Cisco doing secure SNMP

Version 3 of the Simple Network Management Protocol (SNMP) is developed with as main purpose securing the insecure SNMP protocol. Since I needed to setup SNMP for a monitoring tool I decided to do it the secure way, which is SNMP v3. This article will describe how to configure SNMPv3 on a Cisco device using Cisco IOS, in my case a broadband router.

The first task is to login at the console as a privileged user and switch to configuration mode.

router#conf t Enter configuration commands, one per line. End with CNTL/Z. router(config)#

The next task is to define a view. To keep it simple, we’ll create a view that allows access to the entire internet subtree:

snmp-server view readview internet included

Next, create a group that uses the just created view. This command creates a group called readonly and v3 means that SNMPv3 should be used. The auth keyword specifies that the entity should authenticate packets without encrypting them. The read readview says that the view named readview should be used whenever members of the readonly group access the router.

snmp-server group readonly v3 auth read readview

The following command creates a user called snmpro, who belongs to the readonly group. auth md5 specifies that the router should use MD5 to authenticate the user (sha is also possible). The next item is the user’s password or passphrase, which is limited to 64 characters. The last item priv des56 specifies the encryption of the SNMP packets.

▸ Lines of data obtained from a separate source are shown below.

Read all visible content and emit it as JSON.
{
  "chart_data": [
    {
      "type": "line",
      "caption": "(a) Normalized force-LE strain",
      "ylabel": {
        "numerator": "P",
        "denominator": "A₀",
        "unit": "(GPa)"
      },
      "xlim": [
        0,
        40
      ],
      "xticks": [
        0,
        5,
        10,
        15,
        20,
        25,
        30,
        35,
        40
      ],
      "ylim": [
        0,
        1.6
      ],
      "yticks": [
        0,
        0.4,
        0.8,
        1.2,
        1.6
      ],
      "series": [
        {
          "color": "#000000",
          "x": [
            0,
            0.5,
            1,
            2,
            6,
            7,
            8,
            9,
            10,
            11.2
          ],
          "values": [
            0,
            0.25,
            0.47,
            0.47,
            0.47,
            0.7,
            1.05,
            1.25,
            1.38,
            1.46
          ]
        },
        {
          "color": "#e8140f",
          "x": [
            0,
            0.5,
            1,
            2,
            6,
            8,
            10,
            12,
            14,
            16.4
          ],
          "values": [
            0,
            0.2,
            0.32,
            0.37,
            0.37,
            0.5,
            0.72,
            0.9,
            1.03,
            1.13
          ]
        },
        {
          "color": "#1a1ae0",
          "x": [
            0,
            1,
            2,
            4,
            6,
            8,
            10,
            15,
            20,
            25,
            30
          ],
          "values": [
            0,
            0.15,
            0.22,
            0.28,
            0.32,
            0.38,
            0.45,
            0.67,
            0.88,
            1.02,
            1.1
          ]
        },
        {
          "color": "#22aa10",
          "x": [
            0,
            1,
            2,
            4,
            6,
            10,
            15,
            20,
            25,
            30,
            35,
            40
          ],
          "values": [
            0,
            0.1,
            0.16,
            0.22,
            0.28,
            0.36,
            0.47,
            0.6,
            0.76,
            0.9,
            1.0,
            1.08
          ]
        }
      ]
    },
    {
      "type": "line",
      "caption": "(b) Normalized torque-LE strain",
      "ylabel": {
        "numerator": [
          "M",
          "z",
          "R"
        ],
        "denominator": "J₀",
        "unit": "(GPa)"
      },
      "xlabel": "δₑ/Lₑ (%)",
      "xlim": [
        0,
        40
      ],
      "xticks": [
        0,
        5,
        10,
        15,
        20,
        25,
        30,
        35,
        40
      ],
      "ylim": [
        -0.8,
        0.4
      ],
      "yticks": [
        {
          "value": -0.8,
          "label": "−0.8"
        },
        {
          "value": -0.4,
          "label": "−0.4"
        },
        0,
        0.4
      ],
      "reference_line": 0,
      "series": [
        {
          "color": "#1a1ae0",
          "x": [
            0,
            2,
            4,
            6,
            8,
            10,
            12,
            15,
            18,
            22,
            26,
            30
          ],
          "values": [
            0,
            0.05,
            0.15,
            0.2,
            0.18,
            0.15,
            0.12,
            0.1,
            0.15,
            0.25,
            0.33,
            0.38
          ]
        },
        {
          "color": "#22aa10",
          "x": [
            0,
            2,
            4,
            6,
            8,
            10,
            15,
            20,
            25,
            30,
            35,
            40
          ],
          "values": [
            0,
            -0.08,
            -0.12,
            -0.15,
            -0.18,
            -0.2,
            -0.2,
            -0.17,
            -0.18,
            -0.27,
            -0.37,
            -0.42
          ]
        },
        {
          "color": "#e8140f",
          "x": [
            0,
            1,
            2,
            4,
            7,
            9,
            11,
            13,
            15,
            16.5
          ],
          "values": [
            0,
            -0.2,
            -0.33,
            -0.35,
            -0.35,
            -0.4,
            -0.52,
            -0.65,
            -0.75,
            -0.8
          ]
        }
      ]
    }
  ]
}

snmp-server user snmpro readonly v3 auth md5 password priv des56 passphrase

This configuration uses encryption to prevent passwords from being transferred in clear text and also encrypts the SNMP packets themselves, which may contain information that you don’t want available to the public.

End config mode with CNTL/Z or simple type ‘end’. And issue ‘write mem’ to save the current configuration to non-volatile memory to make this change permanent.

router(config)#end router#write mem Building configuration... [OK] router#

To verify if it’s working you can use snmpwalk. In the example below I use a Linux system to execute the snmpwalk command to request the system description (sysDescr.0) from a host called router.

$ snmpwalk -v 3 -u snmpro -l authPriv -a MD5 -A password -x DES -X passphrase \ router sysDescr.0 SNMPv2-MIB::sysDescr.0 = STRING: Cisco IOS Software, C870 Software (C870-ADVSECURITYK9-M), Version 12.4(15)T5, RELEASE SOFTWARE (fc4) Technical Support: http://www.cisco.com/techsupport Copyright (c) 1986-2008 by Cisco Systems, Inc. Compiled Thu 01-May-08 02:31 by prod_rel_team $

As you can see the system description is returned successfully.